The basic Big O measures (O(1), O(n), O(log n)) are understandable quite easily. However they're not the single ones - especially because of Scala collections. Two variations of them, a little bit less unequivocal, exist - amortized and effective constant time.
New ebook 🔥
Learn 84 ways to solve common data engineering problems with cloud services.
This post is divided in 2 sections. The first part describes the amortized constant time. The second part presents another variance, the effective constant time.
Amortized constant time
The amortized constant time complexity comes from amortized analysis. This kind of analysis is used when we want to evaluate the total complexity of a sequence of operations. The amortized sequence complexity represents the average cost of given operation in the analyzed sequence. This evaluation over the sequence leads to the situation when the complexity of several costly operations can be deported to the less costly operations, leading to the nearly constant execution time. The general formula used to compute amortized cost per operation looks like: T(n)/n where T(n) is the total cost over a worst case sequence of n operations.
It's important to emphasize that the "constant" doesn't mean necessarily O(1). The "constant" means here the not changing complexity, even for the worst cases. In Big O notation the amortized constant time is suffixed with a sign of "+". For instance, an amortized constant time of O(log n) is written as O(log n)+.

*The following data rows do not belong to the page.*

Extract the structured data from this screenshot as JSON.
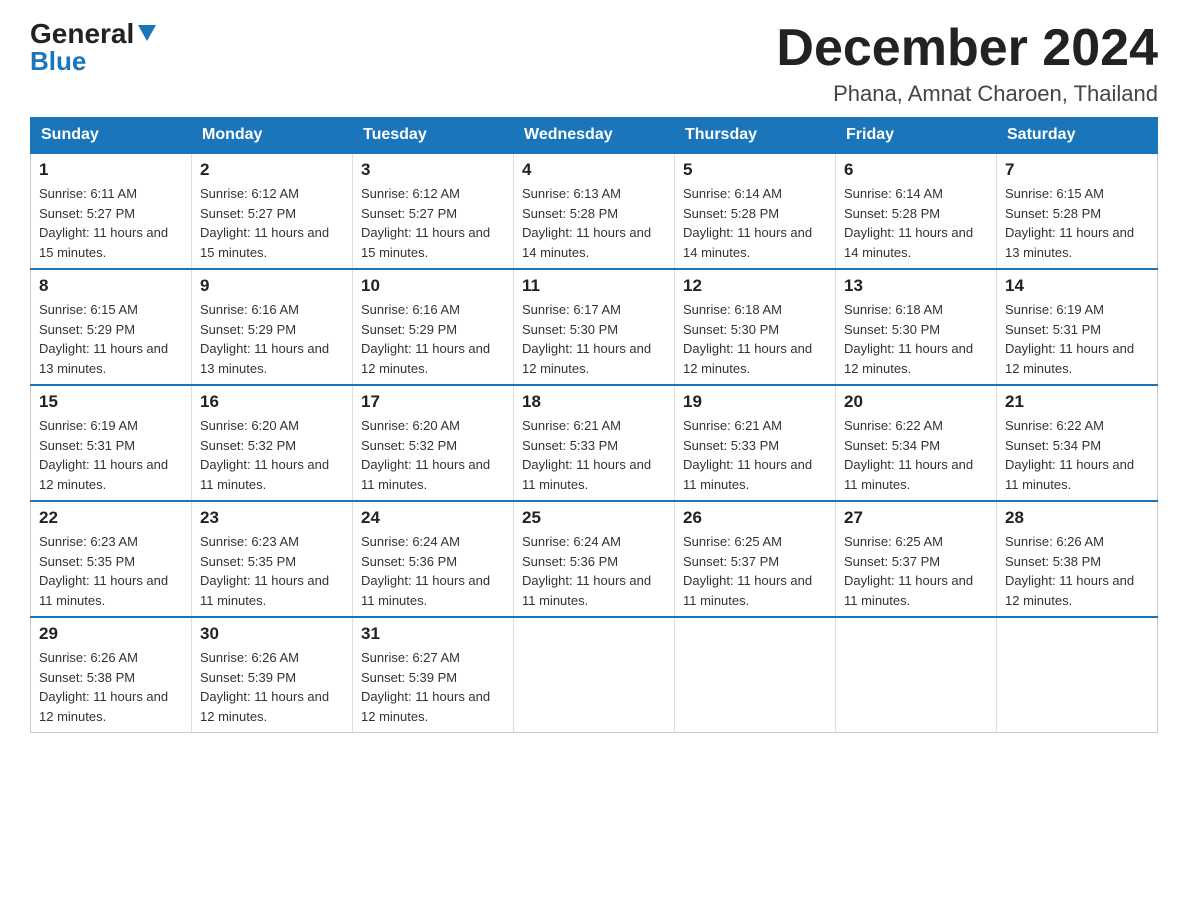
{
  "logo": {
    "text_general": "General",
    "text_blue": "Blue"
  },
  "title": "December 2024",
  "subtitle": "Phana, Amnat Charoen, Thailand",
  "days_of_week": [
    "Sunday",
    "Monday",
    "Tuesday",
    "Wednesday",
    "Thursday",
    "Friday",
    "Saturday"
  ],
  "weeks": [
    [
      {
        "day": "1",
        "sunrise": "6:11 AM",
        "sunset": "5:27 PM",
        "daylight": "11 hours and 15 minutes."
      },
      {
        "day": "2",
        "sunrise": "6:12 AM",
        "sunset": "5:27 PM",
        "daylight": "11 hours and 15 minutes."
      },
      {
        "day": "3",
        "sunrise": "6:12 AM",
        "sunset": "5:27 PM",
        "daylight": "11 hours and 15 minutes."
      },
      {
        "day": "4",
        "sunrise": "6:13 AM",
        "sunset": "5:28 PM",
        "daylight": "11 hours and 14 minutes."
      },
      {
        "day": "5",
        "sunrise": "6:14 AM",
        "sunset": "5:28 PM",
        "daylight": "11 hours and 14 minutes."
      },
      {
        "day": "6",
        "sunrise": "6:14 AM",
        "sunset": "5:28 PM",
        "daylight": "11 hours and 14 minutes."
      },
      {
        "day": "7",
        "sunrise": "6:15 AM",
        "sunset": "5:28 PM",
        "daylight": "11 hours and 13 minutes."
      }
    ],
    [
      {
        "day": "8",
        "sunrise": "6:15 AM",
        "sunset": "5:29 PM",
        "daylight": "11 hours and 13 minutes."
      },
      {
        "day": "9",
        "sunrise": "6:16 AM",
        "sunset": "5:29 PM",
        "daylight": "11 hours and 13 minutes."
      },
      {
        "day": "10",
        "sunrise": "6:16 AM",
        "sunset": "5:29 PM",
        "daylight": "11 hours and 12 minutes."
      },
      {
        "day": "11",
        "sunrise": "6:17 AM",
        "sunset": "5:30 PM",
        "daylight": "11 hours and 12 minutes."
      },
      {
        "day": "12",
        "sunrise": "6:18 AM",
        "sunset": "5:30 PM",
        "daylight": "11 hours and 12 minutes."
      },
      {
        "day": "13",
        "sunrise": "6:18 AM",
        "sunset": "5:30 PM",
        "daylight": "11 hours and 12 minutes."
      },
      {
        "day": "14",
        "sunrise": "6:19 AM",
        "sunset": "5:31 PM",
        "daylight": "11 hours and 12 minutes."
      }
    ],
    [
      {
        "day": "15",
        "sunrise": "6:19 AM",
        "sunset": "5:31 PM",
        "daylight": "11 hours and 12 minutes."
      },
      {
        "day": "16",
        "sunrise": "6:20 AM",
        "sunset": "5:32 PM",
        "daylight": "11 hours and 11 minutes."
      },
      {
        "day": "17",
        "sunrise": "6:20 AM",
        "sunset": "5:32 PM",
        "daylight": "11 hours and 11 minutes."
      },
      {
        "day": "18",
        "sunrise": "6:21 AM",
        "sunset": "5:33 PM",
        "daylight": "11 hours and 11 minutes."
      },
      {
        "day": "19",
        "sunrise": "6:21 AM",
        "sunset": "5:33 PM",
        "daylight": "11 hours and 11 minutes."
      },
      {
        "day": "20",
        "sunrise": "6:22 AM",
        "sunset": "5:34 PM",
        "daylight": "11 hours and 11 minutes."
      },
      {
        "day": "21",
        "sunrise": "6:22 AM",
        "sunset": "5:34 PM",
        "daylight": "11 hours and 11 minutes."
      }
    ],
    [
      {
        "day": "22",
        "sunrise": "6:23 AM",
        "sunset": "5:35 PM",
        "daylight": "11 hours and 11 minutes."
      },
      {
        "day": "23",
        "sunrise": "6:23 AM",
        "sunset": "5:35 PM",
        "daylight": "11 hours and 11 minutes."
      },
      {
        "day": "24",
        "sunrise": "6:24 AM",
        "sunset": "5:36 PM",
        "daylight": "11 hours and 11 minutes."
      },
      {
        "day": "25",
        "sunrise": "6:24 AM",
        "sunset": "5:36 PM",
        "daylight": "11 hours and 11 minutes."
      },
      {
        "day": "26",
        "sunrise": "6:25 AM",
        "sunset": "5:37 PM",
        "daylight": "11 hours and 11 minutes."
      },
      {
        "day": "27",
        "sunrise": "6:25 AM",
        "sunset": "5:37 PM",
        "daylight": "11 hours and 11 minutes."
      },
      {
        "day": "28",
        "sunrise": "6:26 AM",
        "sunset": "5:38 PM",
        "daylight": "11 hours and 12 minutes."
      }
    ],
    [
      {
        "day": "29",
        "sunrise": "6:26 AM",
        "sunset": "5:38 PM",
        "daylight": "11 hours and 12 minutes."
      },
      {
        "day": "30",
        "sunrise": "6:26 AM",
        "sunset": "5:39 PM",
        "daylight": "11 hours and 12 minutes."
      },
      {
        "day": "31",
        "sunrise": "6:27 AM",
        "sunset": "5:39 PM",
        "daylight": "11 hours and 12 minutes."
      },
      null,
      null,
      null,
      null
    ]
  ],
  "labels": {
    "sunrise": "Sunrise:",
    "sunset": "Sunset:",
    "daylight": "Daylight:"
  }
}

A great example illustrating the amortized constant time complexity is adding new element to an array list (or dynamic array). This data structure stores the elements in a dynamically resizible array. It also has the concept of capacity defining the size of this dynamic array. Every time when adding new item makes this capacity reached, the elements accumulated up to this moment are copied to a new bigger array (e.g. twice big as the first array) and only after this copy the new item is really added.
As you can see, the add operation takes a constant time (O(1)) almost all the time. Only sometimes, more exactly when the backed array must be resized, it takes O(n). Thus the worst case for n+1 operations is O(n). Then the amortized complexity is O(n)/n+1 = O(1). Please notice that the result was computed with the aggregate method which is one of 3 available methods to get the amortized complexity (other 2 are: accounting and potential).
Effective constant time
The effective constant time complexity is similar to the amortized one but it's founded on assumptions about given data structure rather than on operation properties (e.g. array resizing). Among these assumptions we can distinguish for instance the distribution of hash keys or maximum length of a vector.
A good example showing the effective constant time and the maximum length assumption is the vector implementation in Scala. The vector uses internally an ordered tree (trie) with the branching factor of 32 (= each node can have up to 32 children). It gives the access time complexity of O(log32(n)) (or general complexity of O(logb(n))). In this case the branching factor is considered as an assumption because bigger it is, smaller access time complexity is. For instance for b=32 and n=1000000, the complexity will be about 3.986 and for b=64 it will be 3.322.
Scala's vector also explains clearly why it's considered as effectively constant time. The differences between accessing 1000000th and 2000000th elements are so small (3.986 vs 4.186) that they can be ignored. So even if technically accessing 1000000th and 200000th elements doesn't give a constant time, it's considered as effective constant time access.
Amortized and effectively constant time complexities enlarge the standard Big O measures. Both are based on some external specificities. The amortized measure includes both costly and less costly operations but takes into account their average. So simply speaking, it doesn't matter about costly operations if they're rare enough to be ignored. The effective constant time is rather based on data structure assumptions that are considered not significant enough to have any impact on the complexity.